One insight from the interview is how beer distributors are winning spirits contracts from large spirit distributors like Southern Glazers. Spirits suppliers are looking to benefit from DSD and a greater distribution to c-stores. Due to strict beer franchise laws, it's easier for beer distributors to acquire a spirits license than spirits distributors getting a malt license. Beer distributors have greater distribution reach and greater merchandising control at the store. This is attracting spirits suppliers like Sazerac.

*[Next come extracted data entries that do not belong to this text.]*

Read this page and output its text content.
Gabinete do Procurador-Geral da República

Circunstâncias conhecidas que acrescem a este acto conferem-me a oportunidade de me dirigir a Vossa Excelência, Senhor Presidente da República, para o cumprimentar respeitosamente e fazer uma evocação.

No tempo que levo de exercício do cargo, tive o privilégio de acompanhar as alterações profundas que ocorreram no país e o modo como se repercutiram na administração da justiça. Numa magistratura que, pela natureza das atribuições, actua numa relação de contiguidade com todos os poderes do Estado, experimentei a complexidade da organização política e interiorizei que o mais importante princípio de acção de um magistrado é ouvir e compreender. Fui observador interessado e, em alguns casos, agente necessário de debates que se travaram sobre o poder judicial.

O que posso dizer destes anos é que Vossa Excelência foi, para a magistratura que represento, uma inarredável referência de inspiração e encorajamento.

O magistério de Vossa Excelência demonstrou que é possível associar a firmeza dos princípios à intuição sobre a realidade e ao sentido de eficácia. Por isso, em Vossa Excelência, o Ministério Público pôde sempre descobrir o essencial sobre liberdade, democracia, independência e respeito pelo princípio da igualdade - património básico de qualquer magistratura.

Traditional spirit organizations, like Sazerac, are now creating malt-based versions of their brands. Fireball, for example, has a malt-based version, which opens up market opportunities in convenience stores. However, if you're with a traditional spirits wholesaler and create a malt-based version, they still won't serve you if they don't cater to convenience stores. Over the past 18 to 24 months, Sazerac, the second biggest spirits company in the world, shifted from traditional spirits wholesalers to traditional beer wholesalers for their distribution across many states, including California, for their entire spirits portfolio. - Former Reyes and Diageo VP
The interview goes on to explore how Molson can scale Fever-tree and potential challenges it may face incentivising distributors to execute a slower-moving item.